Митя вздрогнул, хотел было что-то вымолвить, но промолчал. Известие страшно на него подействовало. Видно было, что ему мучительно хотелось бы узнать подробности разговора, но что он опять боится сейчас спросить: что-нибудь жестокое и презрительное от Кати было бы ему как удар ножом в эту минуту.

— Вот что она, между прочим, сказала: чтоб я непременно успокоил твою совесть насчет побега. Если и не выздоровеет к тому времени Иван, то она сама возьмется за это.

— Ты уж об этом мне говорил, — раздумчиво заметил Митя.

— А ты уже Груше пересказал, — заметил Алеша.

— Да, — сознался Митя. — Она сегодня утром не придет, — робко посмотрел он на брата. — Она придет только вечером. Как только я ей вчера сказал, что Катя орудует, смолчала; а губы скривились. Прошептала только: «пусть ее!» Поняла, что важное. Я не посмел пытать дальше. Понимает ведь уж кажется теперь, что та любит не меня, а Ивана?

— Так ли? — вырвалось у Алеши.

— Пожалуй и не так.

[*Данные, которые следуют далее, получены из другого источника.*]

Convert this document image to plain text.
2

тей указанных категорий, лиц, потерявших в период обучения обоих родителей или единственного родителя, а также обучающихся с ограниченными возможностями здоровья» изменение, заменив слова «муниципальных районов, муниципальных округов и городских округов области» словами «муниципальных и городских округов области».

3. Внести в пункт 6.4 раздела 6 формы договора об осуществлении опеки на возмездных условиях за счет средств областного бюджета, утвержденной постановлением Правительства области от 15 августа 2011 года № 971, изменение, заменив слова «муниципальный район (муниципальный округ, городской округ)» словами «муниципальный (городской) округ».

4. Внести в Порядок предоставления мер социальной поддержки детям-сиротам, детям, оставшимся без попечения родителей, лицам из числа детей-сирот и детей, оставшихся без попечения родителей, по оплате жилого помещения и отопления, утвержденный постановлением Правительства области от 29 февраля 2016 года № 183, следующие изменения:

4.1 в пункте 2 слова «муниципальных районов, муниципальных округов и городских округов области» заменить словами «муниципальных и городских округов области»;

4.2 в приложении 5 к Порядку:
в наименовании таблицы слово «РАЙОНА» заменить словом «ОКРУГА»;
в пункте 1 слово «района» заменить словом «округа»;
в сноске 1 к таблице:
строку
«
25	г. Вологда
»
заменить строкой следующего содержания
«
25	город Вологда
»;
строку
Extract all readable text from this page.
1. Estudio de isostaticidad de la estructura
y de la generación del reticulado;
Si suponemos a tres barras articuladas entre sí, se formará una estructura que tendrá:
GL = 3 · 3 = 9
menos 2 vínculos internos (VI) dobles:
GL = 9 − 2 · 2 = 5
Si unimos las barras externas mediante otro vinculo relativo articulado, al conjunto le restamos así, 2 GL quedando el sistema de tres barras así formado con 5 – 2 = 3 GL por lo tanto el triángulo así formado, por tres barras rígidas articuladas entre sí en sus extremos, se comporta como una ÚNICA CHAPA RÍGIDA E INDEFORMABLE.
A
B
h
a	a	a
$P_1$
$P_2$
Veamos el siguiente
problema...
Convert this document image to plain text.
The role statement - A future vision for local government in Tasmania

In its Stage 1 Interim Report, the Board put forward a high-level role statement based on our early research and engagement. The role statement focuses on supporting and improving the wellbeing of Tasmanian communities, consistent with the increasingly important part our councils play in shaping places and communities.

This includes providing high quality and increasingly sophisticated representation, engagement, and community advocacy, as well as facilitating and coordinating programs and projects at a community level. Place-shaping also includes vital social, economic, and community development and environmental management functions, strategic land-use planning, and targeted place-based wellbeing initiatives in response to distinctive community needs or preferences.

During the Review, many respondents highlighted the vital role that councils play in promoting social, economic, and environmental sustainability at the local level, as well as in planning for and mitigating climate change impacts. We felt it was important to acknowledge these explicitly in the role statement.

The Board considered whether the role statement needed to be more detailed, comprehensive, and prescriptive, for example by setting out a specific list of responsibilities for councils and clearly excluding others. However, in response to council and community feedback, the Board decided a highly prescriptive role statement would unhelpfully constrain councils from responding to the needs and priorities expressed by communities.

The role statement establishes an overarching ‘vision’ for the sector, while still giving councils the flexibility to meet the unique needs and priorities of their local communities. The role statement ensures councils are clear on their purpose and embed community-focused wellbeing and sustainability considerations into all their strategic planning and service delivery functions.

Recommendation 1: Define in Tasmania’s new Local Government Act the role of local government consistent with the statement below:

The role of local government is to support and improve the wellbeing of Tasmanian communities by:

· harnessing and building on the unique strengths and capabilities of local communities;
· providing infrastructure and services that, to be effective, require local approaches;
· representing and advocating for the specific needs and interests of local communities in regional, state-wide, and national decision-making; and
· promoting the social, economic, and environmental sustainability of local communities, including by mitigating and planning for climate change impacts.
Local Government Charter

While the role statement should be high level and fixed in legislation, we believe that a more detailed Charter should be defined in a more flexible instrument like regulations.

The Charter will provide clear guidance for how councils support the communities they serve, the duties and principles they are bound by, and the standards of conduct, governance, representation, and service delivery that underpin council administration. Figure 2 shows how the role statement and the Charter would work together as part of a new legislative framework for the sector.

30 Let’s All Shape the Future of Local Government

Только она утром теперь не придет, — поспешил еще раз обозначить Митя, — я ей одно поручение дал… Слушай, брат Иван всех превзойдет. Ему жить, а не нам. Он выздоровеет.

— Представь себе, Катя хоть и трепещет за него, но почти не сомневается, что он выздоровеет, — сказал Алеша.

— Значит убеждена, что он умрет. Это она от страху уверена, что выздоровеет.

— Брат сложения сильного. И я тоже очень надеюсь, что он выздоровеет, — тревожно заметил Алеша.

— Да, он выздоровеет. Но та уверена, что он умрет. Много у ней горя…

Наступило молчание. Митю мучило что-то очень важное.

— Алеша, я Грушу люблю ужасно, — дрожащим, полным слез голосом вдруг проговорил он.

— Ее к тебе туда не пустят, — тотчас подхватил Алеша.

— И вот что еще хотел тебе сказать, — продолжал каким-то зазвеневшим вдруг голосом Митя, — если бить станут дорогой, аль там, то я не дамся, я убью, и меня расстреляют. И это двадцать ведь лет! Здесь уж ты начинают говорить. Сторожа мне ты говорят. Я лежал и сегодня всю ночь судил себя: не готов! Не в силах принять! Хотел «гимн» запеть, а сторожевского тыканья не могу осилить! За Грушу бы все перенес, все… кроме впрочем побой… Но ее туда не пустят.